This is a combination of three scenes in the book; he teaches Toranaga (and a bunch of the others) how to dive. In another scene, Toranaga walks in on him doing a hornpipe - a sailor’s dance - and then and there demands to be taught how to do it. In a much later scene, Toranaga wants to swim out to see something, and challenges his guard to race him; the narrator notes that Toranaga means it when he wants to race and that a general once let him win and “that mistake cost the man everything.” (The guard wins.)
The point of the scene is basically to show Toranaga is very clever, and also to show him growing to appreciate Blackthorne’s bringing some new knowledge and skills to the table. Toranaga has his own agenda, but he’s not a bigot; he sees value in anything and anyone, if it serves his interests.
He hunts for fun. And also for the sake of metaphor for the narrator. The book has him often comparing his falcons to his people.
It is noted in the book that Toranaga has Christian samurai underneath him willing to eat meat and he usually just gives them whatever he catches.
We thought that was just his way of trying to get Blackthorne to get clean since he wouldn’t bathe lol.
Can someone spoiler me the explanation of what happened to Mariko’s family? I re-watched when she explained it to Blackthorne but I didn’t really understand what happened.
During dinner, Blackthorne and Buntaro engage in a sake drinking binge before Buntaro proves his archery skills while drunk and forces Mariko to tell Blackthorne about how her father, Lord Akechi Jinsai, murdered Lord Kuroda, the previous ruler of Japan before the Taikō, and was forced to execute his family before committing seppuku, and that she married Buntaro and was forced to live as atonement for her father’s crime.
Each episode is summarized here, as it appears (not before):
In the book it is also mentioned that she was exiled by her husband for a long period of time in order to spare her from seppuku something that is also part of the he real life counterpart. This is part of what makes her angry with him. Everyone in the community she lives in knows that she is the daughter of a traitor even if she does now belong to a respected family by marriage.
Here’s a lot of info about hanging birds. It was popular in a certain era of Europe, but I don’t think flies would’ve been a selling point. It’s not meant to rot.
I didn’t read the book, what was the dish “Anjin” was trying to make with that rotting bird? He mentions rabbit stew that smells like death and doesn’t have sherry, but the bird was still intact at that point.
No specific dish is mentioned. As stated above, hanging a bird to dry it out was a thing (and still is) before you prepare it for anything. It could have been a stew, it could have been to fry it, or anything else. It would be like waiting for a fruit to get to a certain point before you use it for a dish, though in this case, he waited a little bit too long I think
Right, but he makes it clear he knows full well it will reek and that it’s good for the dish.

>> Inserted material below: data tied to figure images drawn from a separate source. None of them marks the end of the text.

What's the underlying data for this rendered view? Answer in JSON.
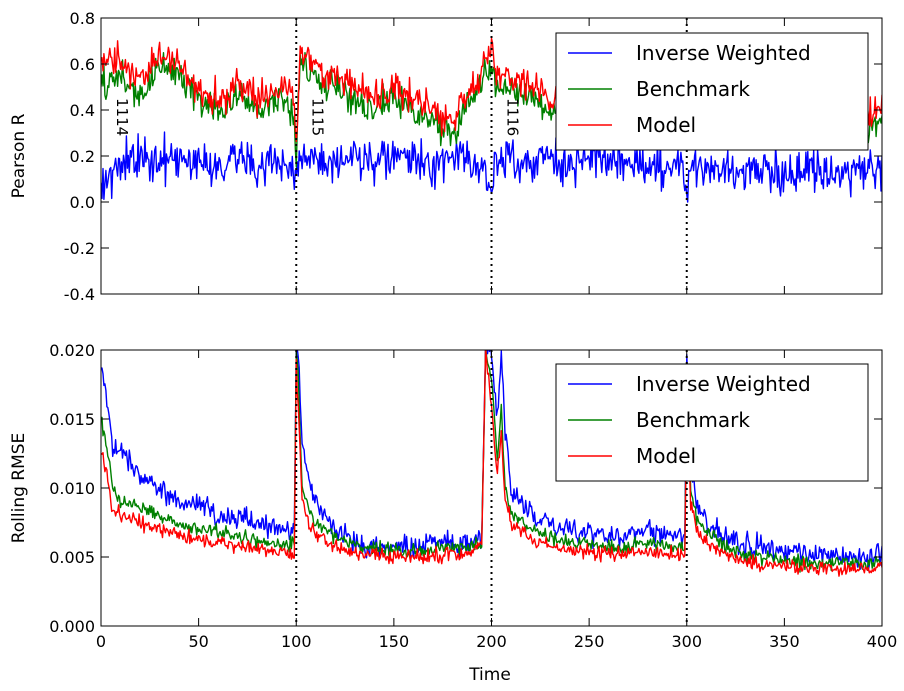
{
  "figure": {
    "xlabel": "Time"
  },
  "chart_data": [
    {
      "type": "line",
      "title": "",
      "xlabel": "",
      "ylabel": "Pearson R",
      "xlim": [
        0,
        400
      ],
      "ylim": [
        -0.4,
        0.8
      ],
      "xticks": [
        0,
        50,
        100,
        150,
        200,
        250,
        300,
        350,
        400
      ],
      "yticks": [
        "-0.4",
        "-0.2",
        "0.0",
        "0.2",
        "0.4",
        "0.6",
        "0.8"
      ],
      "x_tick_labels_shown": false,
      "grid": false,
      "legend": {
        "position": "top-right",
        "entries": [
          "Inverse Weighted",
          "Benchmark",
          "Model"
        ]
      },
      "vlines": [
        {
          "x": 100,
          "label": "1114"
        },
        {
          "x": 200,
          "label": "1115"
        },
        {
          "x": 300,
          "label": "1116"
        }
      ],
      "vline_label_positions": [
        0,
        100,
        200
      ],
      "series": [
        {
          "name": "Inverse Weighted",
          "color": "#0000ff",
          "x": [
            0,
            10,
            20,
            30,
            40,
            50,
            60,
            70,
            80,
            90,
            98,
            100,
            102,
            110,
            120,
            130,
            140,
            150,
            160,
            170,
            180,
            190,
            196,
            200,
            202,
            210,
            220,
            230,
            240,
            250,
            260,
            270,
            280,
            290,
            298,
            300,
            302,
            310,
            320,
            330,
            340,
            350,
            360,
            370,
            380,
            390,
            400
          ],
          "y": [
            0.1,
            0.15,
            0.2,
            0.18,
            0.17,
            0.2,
            0.15,
            0.22,
            0.14,
            0.18,
            0.15,
            0.08,
            0.2,
            0.18,
            0.14,
            0.2,
            0.16,
            0.2,
            0.18,
            0.15,
            0.2,
            0.18,
            0.14,
            0.0,
            0.18,
            0.2,
            0.16,
            0.2,
            0.15,
            0.18,
            0.2,
            0.16,
            0.17,
            0.15,
            0.16,
            0.05,
            0.15,
            0.16,
            0.12,
            0.15,
            0.14,
            0.12,
            0.15,
            0.14,
            0.12,
            0.15,
            0.13
          ],
          "noise": 0.09
        },
        {
          "name": "Benchmark",
          "color": "#008000",
          "x": [
            0,
            10,
            20,
            30,
            40,
            50,
            60,
            70,
            80,
            90,
            98,
            100,
            102,
            110,
            120,
            130,
            140,
            150,
            160,
            170,
            180,
            190,
            196,
            200,
            202,
            210,
            220,
            230,
            240,
            250,
            260,
            270,
            280,
            290,
            298,
            300,
            302,
            310,
            320,
            330,
            340,
            350,
            360,
            370,
            380,
            390,
            400
          ],
          "y": [
            0.5,
            0.55,
            0.45,
            0.6,
            0.55,
            0.45,
            0.4,
            0.45,
            0.4,
            0.45,
            0.4,
            0.2,
            0.6,
            0.55,
            0.5,
            0.45,
            0.4,
            0.45,
            0.4,
            0.35,
            0.3,
            0.45,
            0.55,
            0.6,
            0.5,
            0.5,
            0.45,
            0.4,
            0.35,
            0.3,
            0.35,
            0.3,
            0.3,
            0.3,
            0.3,
            0.3,
            0.35,
            0.35,
            0.3,
            0.3,
            0.3,
            0.3,
            0.35,
            0.3,
            0.3,
            0.3,
            0.35
          ],
          "noise": 0.07
        },
        {
          "name": "Model",
          "color": "#ff0000",
          "x": [
            0,
            10,
            20,
            30,
            40,
            50,
            60,
            70,
            80,
            90,
            98,
            100,
            102,
            110,
            120,
            130,
            140,
            150,
            160,
            170,
            180,
            190,
            196,
            200,
            202,
            210,
            220,
            230,
            240,
            250,
            260,
            270,
            280,
            290,
            298,
            300,
            302,
            310,
            320,
            330,
            340,
            350,
            360,
            370,
            380,
            390,
            400
          ],
          "y": [
            0.6,
            0.62,
            0.5,
            0.65,
            0.58,
            0.5,
            0.45,
            0.5,
            0.45,
            0.5,
            0.5,
            0.25,
            0.65,
            0.6,
            0.55,
            0.5,
            0.45,
            0.5,
            0.45,
            0.4,
            0.35,
            0.5,
            0.6,
            0.7,
            0.55,
            0.55,
            0.5,
            0.45,
            0.4,
            0.35,
            0.4,
            0.35,
            0.35,
            0.35,
            0.35,
            0.35,
            0.4,
            0.4,
            0.35,
            0.35,
            0.35,
            0.35,
            0.4,
            0.35,
            0.35,
            0.38,
            0.4
          ],
          "noise": 0.07
        }
      ]
    },
    {
      "type": "line",
      "title": "",
      "xlabel": "Time",
      "ylabel": "Rolling RMSE",
      "xlim": [
        0,
        400
      ],
      "ylim": [
        0.0,
        0.02
      ],
      "xticks": [
        "0",
        "50",
        "100",
        "150",
        "200",
        "250",
        "300",
        "350",
        "400"
      ],
      "yticks": [
        "0.000",
        "0.005",
        "0.010",
        "0.015",
        "0.020"
      ],
      "x_tick_labels_shown": true,
      "grid": false,
      "legend": {
        "position": "top-right",
        "entries": [
          "Inverse Weighted",
          "Benchmark",
          "Model"
        ]
      },
      "vlines": [
        {
          "x": 100
        },
        {
          "x": 200
        },
        {
          "x": 300
        }
      ],
      "series": [
        {
          "name": "Inverse Weighted",
          "color": "#0000ff",
          "x": [
            0,
            3,
            6,
            10,
            15,
            20,
            30,
            40,
            50,
            60,
            70,
            80,
            90,
            99,
            100,
            101,
            103,
            106,
            110,
            120,
            130,
            140,
            150,
            160,
            170,
            180,
            190,
            195,
            197,
            200,
            203,
            205,
            207,
            210,
            220,
            230,
            240,
            250,
            260,
            270,
            280,
            290,
            299,
            300,
            302,
            305,
            310,
            320,
            330,
            340,
            350,
            360,
            370,
            380,
            390,
            400
          ],
          "y": [
            0.019,
            0.016,
            0.013,
            0.013,
            0.012,
            0.011,
            0.01,
            0.009,
            0.009,
            0.008,
            0.008,
            0.0075,
            0.007,
            0.007,
            0.02,
            0.02,
            0.013,
            0.011,
            0.009,
            0.007,
            0.006,
            0.0058,
            0.0058,
            0.0058,
            0.006,
            0.006,
            0.006,
            0.0065,
            0.02,
            0.02,
            0.015,
            0.02,
            0.014,
            0.01,
            0.008,
            0.0075,
            0.007,
            0.0068,
            0.0066,
            0.0065,
            0.0068,
            0.0065,
            0.0065,
            0.02,
            0.012,
            0.009,
            0.0075,
            0.0065,
            0.006,
            0.0058,
            0.0055,
            0.0052,
            0.0052,
            0.005,
            0.005,
            0.0052
          ],
          "noise": 0.0008
        },
        {
          "name": "Benchmark",
          "color": "#008000",
          "x": [
            0,
            3,
            6,
            10,
            15,
            20,
            30,
            40,
            50,
            60,
            70,
            80,
            90,
            99,
            100,
            101,
            103,
            106,
            110,
            120,
            130,
            140,
            150,
            160,
            170,
            180,
            190,
            195,
            197,
            200,
            203,
            205,
            207,
            210,
            220,
            230,
            240,
            250,
            260,
            270,
            280,
            290,
            299,
            300,
            302,
            305,
            310,
            320,
            330,
            340,
            350,
            360,
            370,
            380,
            390,
            400
          ],
          "y": [
            0.015,
            0.013,
            0.01,
            0.009,
            0.009,
            0.0085,
            0.008,
            0.0075,
            0.007,
            0.0068,
            0.0065,
            0.0062,
            0.006,
            0.006,
            0.02,
            0.018,
            0.01,
            0.0085,
            0.0075,
            0.0065,
            0.0058,
            0.0056,
            0.0055,
            0.0055,
            0.0056,
            0.0057,
            0.0058,
            0.006,
            0.02,
            0.018,
            0.012,
            0.016,
            0.01,
            0.0085,
            0.007,
            0.0065,
            0.006,
            0.006,
            0.0058,
            0.0058,
            0.006,
            0.0058,
            0.0058,
            0.018,
            0.01,
            0.0078,
            0.0068,
            0.0058,
            0.0052,
            0.005,
            0.0048,
            0.0046,
            0.0046,
            0.0045,
            0.0045,
            0.0047
          ],
          "noise": 0.0005
        },
        {
          "name": "Model",
          "color": "#ff0000",
          "x": [
            0,
            3,
            6,
            10,
            15,
            20,
            30,
            40,
            50,
            60,
            70,
            80,
            90,
            99,
            100,
            101,
            103,
            106,
            110,
            120,
            130,
            140,
            150,
            160,
            170,
            180,
            190,
            195,
            197,
            200,
            203,
            205,
            207,
            210,
            220,
            230,
            240,
            250,
            260,
            270,
            280,
            290,
            299,
            300,
            302,
            305,
            310,
            320,
            330,
            340,
            350,
            360,
            370,
            380,
            390,
            400
          ],
          "y": [
            0.013,
            0.011,
            0.0085,
            0.008,
            0.0078,
            0.0075,
            0.007,
            0.0066,
            0.0062,
            0.006,
            0.0058,
            0.0055,
            0.0053,
            0.0052,
            0.019,
            0.016,
            0.009,
            0.0075,
            0.0066,
            0.0058,
            0.0053,
            0.0051,
            0.005,
            0.005,
            0.0051,
            0.0052,
            0.0053,
            0.0058,
            0.02,
            0.016,
            0.011,
            0.014,
            0.009,
            0.0075,
            0.0063,
            0.0058,
            0.0055,
            0.0054,
            0.0052,
            0.0052,
            0.0054,
            0.0052,
            0.0052,
            0.017,
            0.009,
            0.007,
            0.006,
            0.0052,
            0.0047,
            0.0045,
            0.0043,
            0.0042,
            0.0042,
            0.0041,
            0.0041,
            0.0043
          ],
          "noise": 0.0005
        }
      ]
    }
  ]
}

I can’t find any recipe that calls for a game bird to be rotten. Blackthorne acted like this meal was an Englishman’s Birthright, a call of home.
I have also read the book several times. The government used to send me places on detail, and there was no way I could pack a months worth of books. So I hit up a used bookstore to by cheap books that I know were common and a good-re-read. Shogun, and All Creatures Great and Small were two standbyes.
Oddly, I have tried several other books by Clavell, and found them lacking.
Toranaga is the Good guy to Anjin/Blackthorne.
Were the muskets in the Dutch ship flintlocks instead of matchlocks?
The pistols Blackthorne carried were snaplocks, I think - an early form of flintlock - but muskets from 1600 would have been matchlocks. It would be another 50 years at least before flintlock muskets became common.
I also have read all the Clavell books in the Asia series including Whirlwind which it took me a while to find and acquire. King rat stands out though and not just because it was his first novel but because it is basically about his experiences as a prisoner of war during WWII. I do agree that Tai-Pan, which I believe is the shortest of the whole series, is likely the most entertaining after Shogūn, though I liked Noble House as well.
It’s been decades since I read the book. But what I remember is that immediately after the terror of the earthquake, Toranaga (or possibly another character) stood up, danced and laughed joyously because they were going to live. And it was from this constant threat of death from earthquakes and other dangers that they derived such deep enjoyment of life.
I think this was a moment in which Blackthorne, and we the reader, came to some understanding of the Japanese ethos. At least, that’s what I carry from it these many years later. The scene in the latest episode didn’t seem to go that way in the end.
Edit: As for Clavell as an author, I’ve liked just about everything of his that I’ve read. And I’ll be forever grateful for his screenplay of The Great Escape.